“Sleepy Shimoga” 600km brevet

After the MR400 (Jawadhu Hills) brevet last weekend, it was Shimoga 600 at BLR this weekend. An evening start on Fri 4PM, it was two nights, one-day brevet. BLR had been chilly lately and I was curious how the two nights were going to be. Well it turned to be more than I bargained for! 

Squiggled through the BLR traffic jam near IISc, then it was much quicker as we hit the Mangalore highway.120 kms to Channarayapatna and then a left turn off the highway onto a two-lane state highway. Pitch dark and cold, our road was just four small puddles of light that lit up about 25ft in front. A sliver of a moon (cresent) did not help. A cloudless sky meant a very starry sky. Beautiful to lift up the head and look at the sky while riding, though only briefly possible, it was wonderful. Looked up and wondered if any living forms in some star(s) do brevets there too! 

Fifty kms after the turnoff we were at greeted by Aditya Manju at CCD (200km mark), the first control.We were ~3.5 hours earlier (1:47AM) than the max time allowed. A 3+ hour in the bucket, we were happy. We had no idea how this bucket will leak the next day! After a cup of hot coffee, biscuits and bananas and nice chats with Aditya we were off to Shimoga. 

And boy it was real Brrrrr. As we go downhill, it would become extremely chilly, it is when I remembered what I had learnt at school “Cold air settles at the bottom” – Ouch. Chill wind in your face means sleep, it was an effort to keep eyes open. Picture taken at Shimoga, breakfast done and we did the U-turn here (300km midway mark). And the day turned out to be interesting. A wonderfully rolling terrain sucked time, and we reached the 400 mark at 3:40PM gaining no extra time, still the same 3.5 hour advantage. After a 45 minute break we were back on the road. 

The climbs and rolls started. Never ending and relentless, it tested us. 50kms seemed to take ages. Climbs, rolls, chilly headwind – a potent combination that tests you as a randonneur. And we were was back on the Mangalore-BLR highway. And the next 120km proved to be the most challenging. Not only was the terrain rolling, but it was chill wind in the face. And all four us (Karthikeyan , Somaskanda, Yuvaraj and me) seemed to be affected by this. Never have I (or others) gotten so sleepy after a 30-60 minute ride that we had stop, take a power nap or have coffee and then stretch to ward of the sleep. And the barren highway with sparse tea shops or bus stands meant using the pavement or the highway divider as the space for stretching/power nap. 

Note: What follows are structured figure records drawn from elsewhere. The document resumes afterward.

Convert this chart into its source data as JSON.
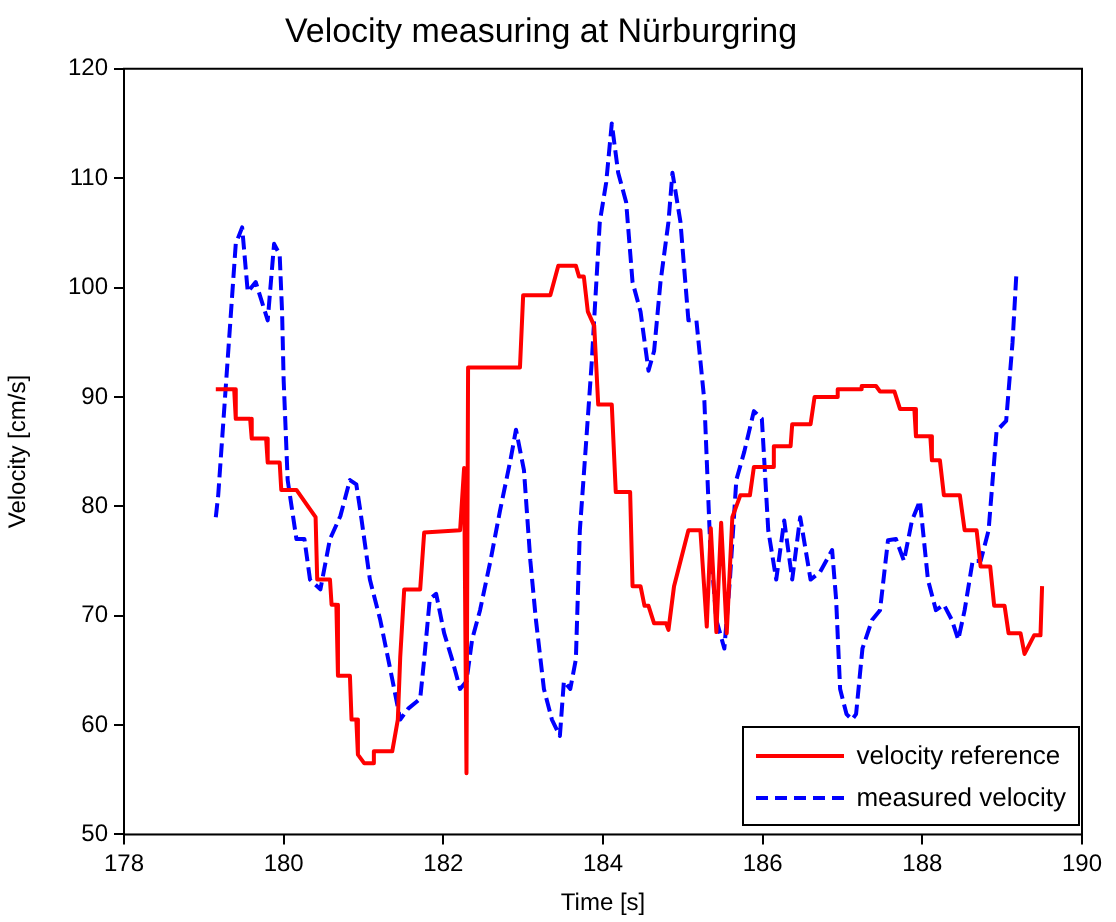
{
  "chart_data": {
    "type": "line",
    "title": "Velocity measuring at Nürburgring",
    "xlabel": "Time [s]",
    "ylabel": "Velocity [cm/s]",
    "xlim": [
      178,
      190
    ],
    "xticks": [
      178,
      180,
      182,
      184,
      186,
      188,
      190
    ],
    "ylim": [
      50,
      120
    ],
    "yticks": [
      50,
      60,
      70,
      80,
      90,
      100,
      110,
      120
    ],
    "legend": "bottom right",
    "grid": false,
    "marker": "none",
    "series": [
      {
        "name": "velocity reference",
        "color": "#ff0000",
        "line_style": "solid",
        "x": [
          179.15,
          179.38,
          179.4,
          179.58,
          179.6,
          179.78,
          179.8,
          179.95,
          179.97,
          180.16,
          180.4,
          180.42,
          180.58,
          180.6,
          180.66,
          180.68,
          180.83,
          180.85,
          180.91,
          180.93,
          181.01,
          181.11,
          181.13,
          181.36,
          181.43,
          181.46,
          181.51,
          181.71,
          181.76,
          182.21,
          182.26,
          182.28,
          182.29,
          182.31,
          182.96,
          183,
          183.34,
          183.44,
          183.66,
          183.7,
          183.76,
          183.81,
          183.89,
          183.94,
          184.11,
          184.16,
          184.34,
          184.37,
          184.47,
          184.52,
          184.57,
          184.64,
          184.79,
          184.82,
          184.89,
          185.07,
          185.22,
          185.3,
          185.35,
          185.42,
          185.48,
          185.55,
          185.62,
          185.72,
          185.84,
          185.89,
          186.12,
          186.14,
          186.35,
          186.37,
          186.6,
          186.65,
          186.92,
          186.94,
          187.22,
          187.24,
          187.42,
          187.47,
          187.65,
          187.72,
          187.9,
          187.92,
          188.1,
          188.12,
          188.22,
          188.27,
          188.47,
          188.53,
          188.68,
          188.73,
          188.85,
          188.9,
          189.03,
          189.08,
          189.23,
          189.28,
          189.4,
          189.48,
          189.5
        ],
        "values": [
          90.7,
          90.7,
          88,
          88,
          86.2,
          86.2,
          84,
          84,
          81.5,
          81.5,
          79,
          73.3,
          73.3,
          71,
          71,
          64.5,
          64.5,
          60.5,
          60.5,
          57.3,
          56.5,
          56.5,
          57.6,
          57.6,
          60.5,
          66.2,
          72.4,
          72.4,
          77.6,
          77.8,
          83.5,
          83.5,
          55.6,
          92.7,
          92.7,
          99.3,
          99.3,
          102,
          102,
          101,
          101,
          97.8,
          96.5,
          89.3,
          89.3,
          81.3,
          81.3,
          72.7,
          72.7,
          70.9,
          70.9,
          69.3,
          69.3,
          68.7,
          72.7,
          77.8,
          77.8,
          69,
          78,
          68.5,
          78.5,
          68.4,
          79,
          81,
          81,
          83.6,
          83.6,
          85.5,
          85.5,
          87.5,
          87.5,
          90,
          90,
          90.7,
          90.7,
          91,
          91,
          90.5,
          90.5,
          88.9,
          88.9,
          86.4,
          86.4,
          84.2,
          84.2,
          81,
          81,
          77.8,
          77.8,
          74.5,
          74.5,
          70.9,
          70.9,
          68.4,
          68.4,
          66.5,
          68.2,
          68.2,
          72.7
        ]
      },
      {
        "name": "measured velocity",
        "color": "#0000ff",
        "line_style": "dashed",
        "x": [
          179.15,
          179.18,
          179.4,
          179.48,
          179.55,
          179.65,
          179.8,
          179.88,
          179.95,
          179.98,
          180,
          180.05,
          180.16,
          180.26,
          180.33,
          180.46,
          180.58,
          180.71,
          180.83,
          180.91,
          180.96,
          181.08,
          181.21,
          181.36,
          181.46,
          181.56,
          181.71,
          181.76,
          181.83,
          181.91,
          182.01,
          182.11,
          182.21,
          182.29,
          182.36,
          182.46,
          182.59,
          182.71,
          182.84,
          182.91,
          183.01,
          183.09,
          183.16,
          183.26,
          183.36,
          183.46,
          183.51,
          183.59,
          183.66,
          183.71,
          183.79,
          183.86,
          183.96,
          184.04,
          184.11,
          184.19,
          184.29,
          184.37,
          184.47,
          184.57,
          184.64,
          184.72,
          184.82,
          184.87,
          184.97,
          185.07,
          185.17,
          185.27,
          185.34,
          185.42,
          185.52,
          185.59,
          185.67,
          185.77,
          185.89,
          185.99,
          186.07,
          186.17,
          186.27,
          186.37,
          186.47,
          186.6,
          186.72,
          186.87,
          186.92,
          186.97,
          187.05,
          187.12,
          187.17,
          187.25,
          187.37,
          187.47,
          187.57,
          187.67,
          187.77,
          187.87,
          187.97,
          188.07,
          188.17,
          188.27,
          188.37,
          188.45,
          188.53,
          188.63,
          188.73,
          188.83,
          188.93,
          189.05,
          189.13,
          189.18
        ],
        "values": [
          79,
          81,
          104,
          105.5,
          99.6,
          100.5,
          97,
          104,
          103,
          97.8,
          91.5,
          82.4,
          77,
          77,
          73.3,
          72.4,
          77,
          79.1,
          82.4,
          82,
          79.6,
          73.3,
          69.6,
          64.2,
          60.5,
          61.5,
          62.4,
          66,
          71.5,
          72,
          68.4,
          66,
          63.3,
          64,
          67.8,
          70.5,
          75,
          79.6,
          84.2,
          87,
          83.3,
          75,
          69.6,
          63.3,
          60.5,
          59,
          64,
          63.3,
          66,
          77.8,
          86,
          93.3,
          106,
          109.6,
          115,
          110.5,
          107.8,
          100.5,
          97.8,
          92.4,
          94.2,
          100.5,
          106,
          110.5,
          106,
          97,
          97,
          89.6,
          76.9,
          69.6,
          67,
          73.3,
          82.4,
          85,
          88.7,
          88,
          77.8,
          73.3,
          78.7,
          73.3,
          79,
          73.3,
          74,
          76,
          71.5,
          63.3,
          61,
          60.5,
          61,
          67,
          69.6,
          70.5,
          76.9,
          77,
          75,
          78.7,
          80.5,
          73.3,
          70.5,
          71,
          69.6,
          67.8,
          70.5,
          75,
          75,
          77.8,
          86.9,
          87.8,
          95,
          101.5
        ]
      }
    ]
  }
}
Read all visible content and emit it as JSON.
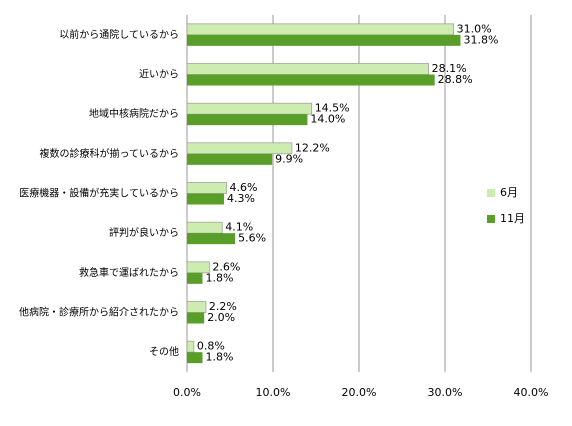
{
  "chart_data": {
    "type": "bar",
    "orientation": "horizontal",
    "categories": [
      "以前から通院しているから",
      "近いから",
      "地域中核病院だから",
      "複数の診療科が揃っているから",
      "医療機器・設備が充実しているから",
      "評判が良いから",
      "救急車で運ばれたから",
      "他病院・診療所から紹介されたから",
      "その他"
    ],
    "series": [
      {
        "name": "6月",
        "color": "#ccecb0",
        "values": [
          31.0,
          28.1,
          14.5,
          12.2,
          4.6,
          4.1,
          2.6,
          2.2,
          0.8
        ],
        "value_labels": [
          "31.0%",
          "28.1%",
          "14.5%",
          "12.2%",
          "4.6%",
          "4.1%",
          "2.6%",
          "2.2%",
          "0.8%"
        ]
      },
      {
        "name": "11月",
        "color": "#5a9e2a",
        "values": [
          31.8,
          28.8,
          14.0,
          9.9,
          4.3,
          5.6,
          1.8,
          2.0,
          1.8
        ],
        "value_labels": [
          "31.8%",
          "28.8%",
          "14.0%",
          "9.9%",
          "4.3%",
          "5.6%",
          "1.8%",
          "2.0%",
          "1.8%"
        ]
      }
    ],
    "xlim": [
      0,
      40
    ],
    "xticks": [
      {
        "value": 0,
        "label": "0.0%"
      },
      {
        "value": 10,
        "label": "10.0%"
      },
      {
        "value": 20,
        "label": "20.0%"
      },
      {
        "value": 30,
        "label": "30.0%"
      },
      {
        "value": 40,
        "label": "40.0%"
      }
    ],
    "grid": true
  }
}
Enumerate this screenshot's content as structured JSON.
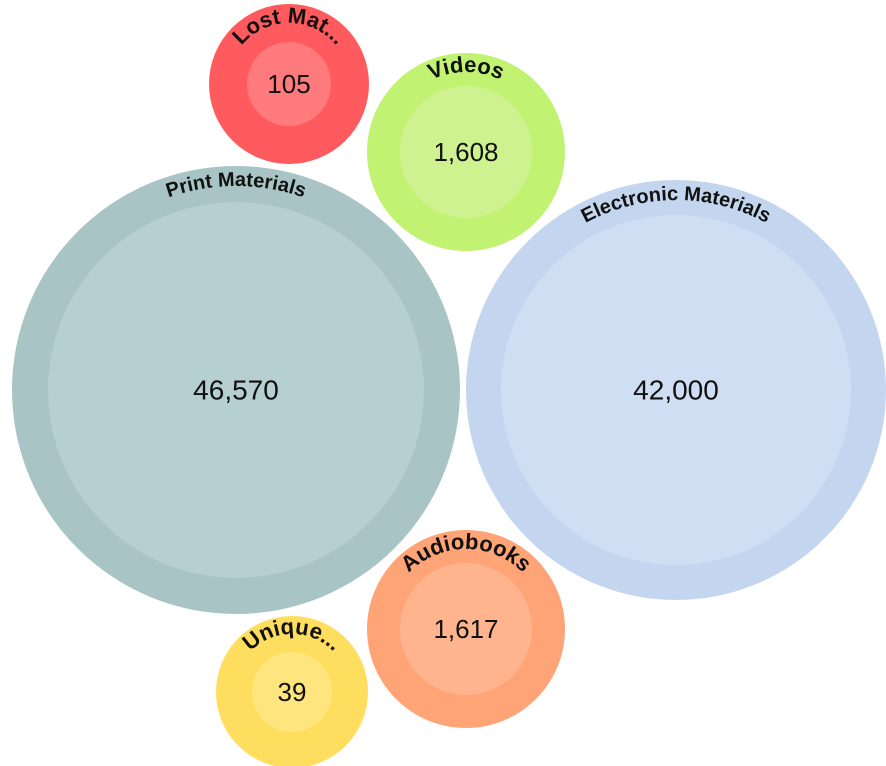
{
  "chart_data": {
    "type": "bubble",
    "items": [
      {
        "label": "Print Materials",
        "value": 46570,
        "value_label": "46,570",
        "outer_color": "#a8c4c4",
        "inner_color": "#b6cfd0"
      },
      {
        "label": "Electronic Materials",
        "value": 42000,
        "value_label": "42,000",
        "outer_color": "#c4d6ef",
        "inner_color": "#d0def3"
      },
      {
        "label": "Lost Mat...",
        "value": 105,
        "value_label": "105",
        "outer_color": "#ff5a5e",
        "inner_color": "#ff7a7c"
      },
      {
        "label": "Videos",
        "value": 1608,
        "value_label": "1,608",
        "outer_color": "#c2f272",
        "inner_color": "#cff290"
      },
      {
        "label": "Audiobooks",
        "value": 1617,
        "value_label": "1,617",
        "outer_color": "#ffa477",
        "inner_color": "#ffb48e"
      },
      {
        "label": "Unique...",
        "value": 39,
        "value_label": "39",
        "outer_color": "#ffdd5e",
        "inner_color": "#ffe57e"
      }
    ]
  }
}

The bucket leaked and slowly the time advantage that we built up vanished. And alas, it came down to calculations. The last 17kms of the highway need to be in done in 77 minutes and at the slow rate we were doing, we could not afford any more breaks. It was a wake up call. And we covered this distance in 60 minutes reaching Nelamangala,outskirts of BLR at 5:40. A hot coffee to perk up and we decided to sprint the home stretch. And oh boy, it was lovely. 

Turned into Tumkur road, the last 32 kms were done in 1:15. Up the flyovers on the large gears, legs pumping, eyes sharp, small beads of sweat, overtaking the 200 brevet riders who had passed us earlier, we reached the end point by 7:07, 53 minutes before closing time. Bright eyed now, there was no semblance of sleep now! Dipankar was there to welcome us with bananas, biscuits and juice. Oh well, we thought we would be here by 2AM! But heck, the chilly second night exposed our poor clothing and I guess this is a good prep for the PBP at Paris later this year. 

A very memorable ride.Of the numerous 600s that I have done, this one proved to be the most sleepy! After a hot shower and curd rice at home, I was off to Lolo-land for a good 7 hours waking up at 6:30PM on Sun. Two weekends and 1000kms done. Cycle needs rest now! So the next two weekends are for running HM next Sun at Ramanagaram and then weekend after Auroville Marathon (my maiden FM). Well to go to Ramanagarm I need to cycle, so this promises to be a nice Duathlon, a 100km ride and a HM run. (Pics at start, mid point and end – no difference in the energy levels!)